Buses in this part of the world don't leave until they're full - that is the extent of the timetable. After I'd arrived, we had to wait another thirty minutes before another couple arrived to make up the magic number of ten that the driver found sufficient to allow our departure. Inevitably we were going to be late, but soon found ourselves in a convoy of other minibuses heading towards the enormous looming granite monolith that dominated the view.
Approaching the tallest mountain in SE Asia and beginning to get butterflies.
Permits and paperwork done, guide appointed, we grabbed a packed lunch and launched ourselves through the welcoming gates summit-wards. It didn't seem to matter that we'd missed the 10am departure cut-off by nearly an hour. I'd booked on my own, so had effectively hired a private guide, three of my fellow climbers were without so, by joining with me, we kept the cost down and I got a rebait. Just as well really, because it was here at the entrance that I last saw my guide before arriving at Laban Rata. He'd stuck with the slower members while myself and the rest of keen club headed up and away.
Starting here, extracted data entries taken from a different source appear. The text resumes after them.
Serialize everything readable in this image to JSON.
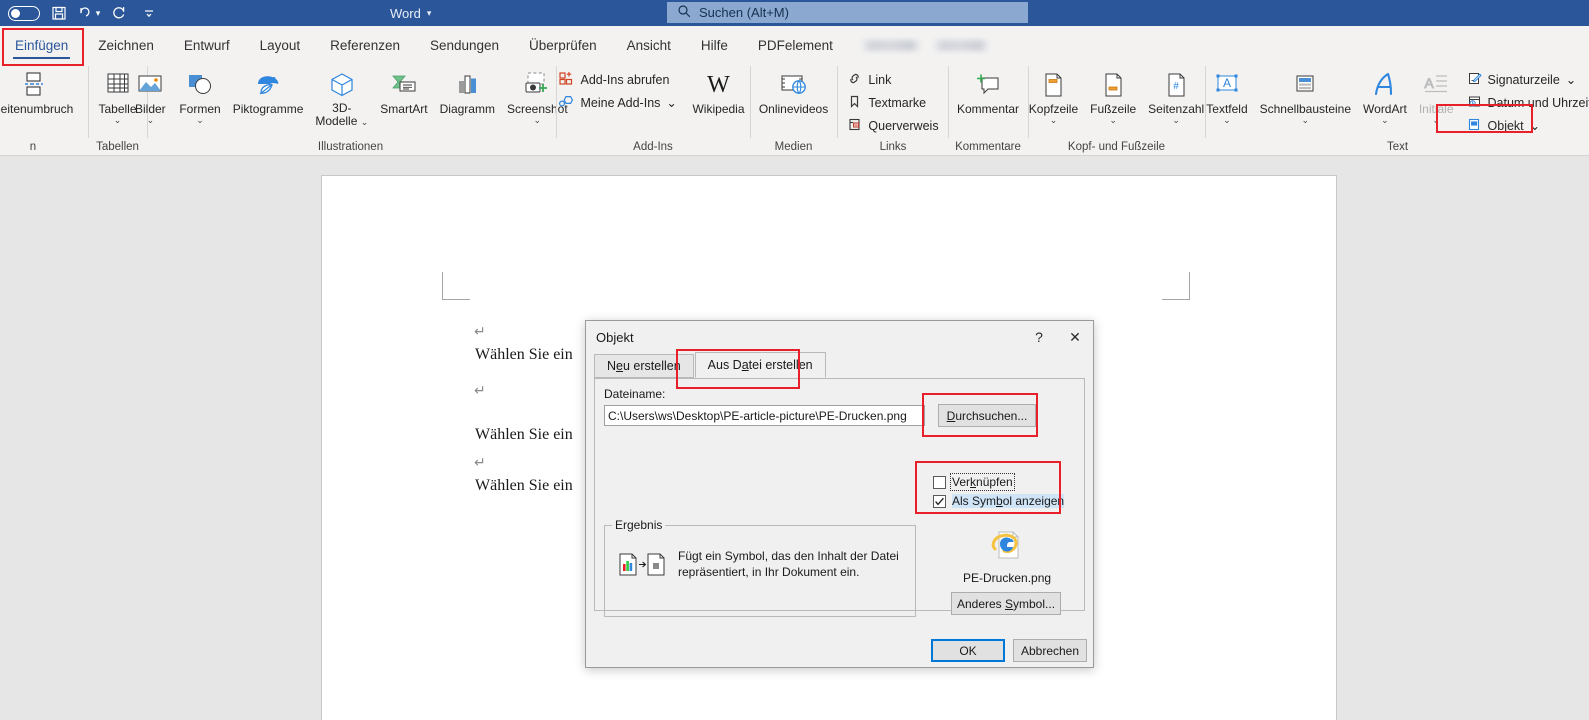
{
  "titlebar": {
    "autosave_name": "autosave-toggle",
    "save_name": "save-icon",
    "undo_name": "undo-icon",
    "redo_name": "redo-icon",
    "customize_name": "customize-quick-access-icon",
    "app_menu_label": "Word",
    "search_placeholder": "Suchen (Alt+M)",
    "accent_color": "#2b579a"
  },
  "tabs": [
    {
      "label": "Einfügen",
      "active": true
    },
    {
      "label": "Zeichnen",
      "active": false
    },
    {
      "label": "Entwurf",
      "active": false
    },
    {
      "label": "Layout",
      "active": false
    },
    {
      "label": "Referenzen",
      "active": false
    },
    {
      "label": "Sendungen",
      "active": false
    },
    {
      "label": "Überprüfen",
      "active": false
    },
    {
      "label": "Ansicht",
      "active": false
    },
    {
      "label": "Hilfe",
      "active": false
    },
    {
      "label": "PDFelement",
      "active": false
    }
  ],
  "ribbon": {
    "groups": [
      {
        "label": "",
        "items": [
          {
            "label": "Seitenumbruch",
            "icon": "page-break-icon"
          }
        ]
      },
      {
        "label": "Tabellen",
        "items": [
          {
            "label": "Tabelle",
            "icon": "table-icon",
            "chevron": "⌄"
          }
        ]
      },
      {
        "label": "Illustrationen",
        "items": [
          {
            "label": "Bilder",
            "icon": "pictures-icon",
            "chevron": "⌄"
          },
          {
            "label": "Formen",
            "icon": "shapes-icon",
            "chevron": "⌄"
          },
          {
            "label": "Piktogramme",
            "icon": "icons-icon"
          },
          {
            "label": "3D-Modelle",
            "icon": "3d-model-icon",
            "chevron": "⌄"
          },
          {
            "label": "SmartArt",
            "icon": "smartart-icon"
          },
          {
            "label": "Diagramm",
            "icon": "chart-icon"
          },
          {
            "label": "Screenshot",
            "icon": "screenshot-icon",
            "chevron": "⌄"
          }
        ]
      },
      {
        "label": "Add-Ins",
        "items": [
          {
            "label": "Add-Ins abrufen",
            "icon": "get-addins-icon"
          },
          {
            "label": "Meine Add-Ins",
            "icon": "my-addins-icon",
            "chevron": "⌄"
          },
          {
            "label": "Wikipedia",
            "icon": "wikipedia-icon"
          }
        ]
      },
      {
        "label": "Medien",
        "items": [
          {
            "label": "Onlinevideos",
            "icon": "online-video-icon"
          }
        ]
      },
      {
        "label": "Links",
        "items": [
          {
            "label": "Link",
            "icon": "link-icon"
          },
          {
            "label": "Textmarke",
            "icon": "bookmark-icon"
          },
          {
            "label": "Querverweis",
            "icon": "cross-reference-icon"
          }
        ]
      },
      {
        "label": "Kommentare",
        "items": [
          {
            "label": "Kommentar",
            "icon": "new-comment-icon"
          }
        ]
      },
      {
        "label": "Kopf- und Fußzeile",
        "items": [
          {
            "label": "Kopfzeile",
            "icon": "header-icon",
            "chevron": "⌄"
          },
          {
            "label": "Fußzeile",
            "icon": "footer-icon",
            "chevron": "⌄"
          },
          {
            "label": "Seitenzahl",
            "icon": "page-number-icon",
            "chevron": "⌄"
          }
        ]
      },
      {
        "label": "Text",
        "items": [
          {
            "label": "Textfeld",
            "icon": "text-box-icon",
            "chevron": "⌄"
          },
          {
            "label": "Schnellbausteine",
            "icon": "quick-parts-icon",
            "chevron": "⌄"
          },
          {
            "label": "WordArt",
            "icon": "wordart-icon",
            "chevron": "⌄"
          },
          {
            "label": "Initiale",
            "icon": "drop-cap-icon",
            "chevron": "⌄",
            "disabled": true
          },
          {
            "label": "Signaturzeile",
            "icon": "signature-line-icon",
            "chevron": "⌄"
          },
          {
            "label": "Datum und Uhrzeit",
            "icon": "date-time-icon"
          },
          {
            "label": "Objekt",
            "icon": "object-icon",
            "chevron": "⌄"
          }
        ]
      }
    ]
  },
  "document": {
    "lines": [
      "Wählen Sie ein",
      "Wählen Sie ein",
      "Wählen Sie ein"
    ],
    "pilcrow": "↵"
  },
  "dialog": {
    "title": "Objekt",
    "help_glyph": "?",
    "close_glyph": "✕",
    "tabs": [
      {
        "label": "Neu erstellen",
        "active": false
      },
      {
        "label": "Aus Datei erstellen",
        "active": true
      }
    ],
    "filename_label": "Dateiname:",
    "filename_value": "C:\\Users\\ws\\Desktop\\PE-article-picture\\PE-Drucken.png",
    "browse_button": "Durchsuchen...",
    "link_checkbox": {
      "label": "Verknüpfen",
      "checked": false
    },
    "icon_checkbox": {
      "label": "Als Symbol anzeigen",
      "checked": true
    },
    "result_group_title": "Ergebnis",
    "result_text": "Fügt ein Symbol, das den Inhalt der Datei repräsentiert, in Ihr Dokument ein.",
    "icon_preview_label": "PE-Drucken.png",
    "change_icon_button": "Anderes Symbol...",
    "ok_button": "OK",
    "cancel_button": "Abbrechen"
  },
  "annotations": {
    "color": "#e8202a",
    "boxes": [
      "einfuegen-tab",
      "objekt-button",
      "aus-datei-tab",
      "durchsuchen-button",
      "checkbox-group"
    ]
  }
}
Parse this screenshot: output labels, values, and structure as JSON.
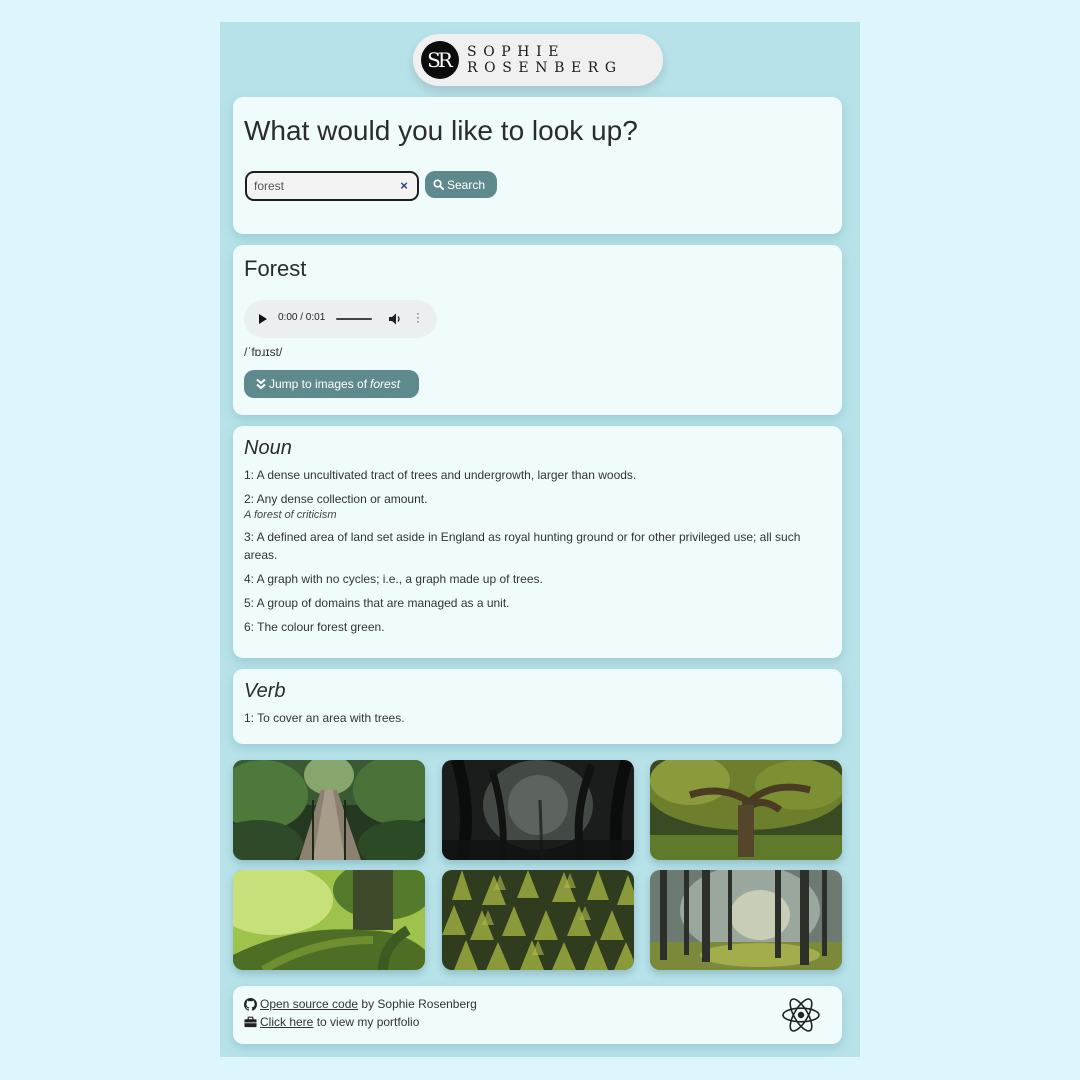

These cheeky little squirrel types were not easily dissuaded from rummaging in bags for food.
Halfway up I met the Hungarians from the Pinnacles who were on their way down, 24hrs ahead of me. They looked shattered and were moving quite gingerly.
Climbing up through the clouds as the flora changed and the trees began to thin.
We made it to Laban Rata after three hours of hiking. Me and Chareen and one half of Team Sweden. On the right is the big (and only) hotel on the mountain where everyone is compelled to stay. Behind it are affiliated huts which mop up any overspill. This is where we would have our evening meal, going to bed in mixed bunked rooms of eight, at about 9pm or before. Then we'd rise about 2.30am grab a 'supper', summit the mountain for dawn, and return for breakfast.
Before all that though, I celebrated our successful afternoon by drinking a small can of Heineken at a cost of £5. Extortionate! until you remember that everything including drinking water is carried up the mountain by local porters for a fee of about £1 per kilogram. Still the most expensive beer I've had outside of Cannes though.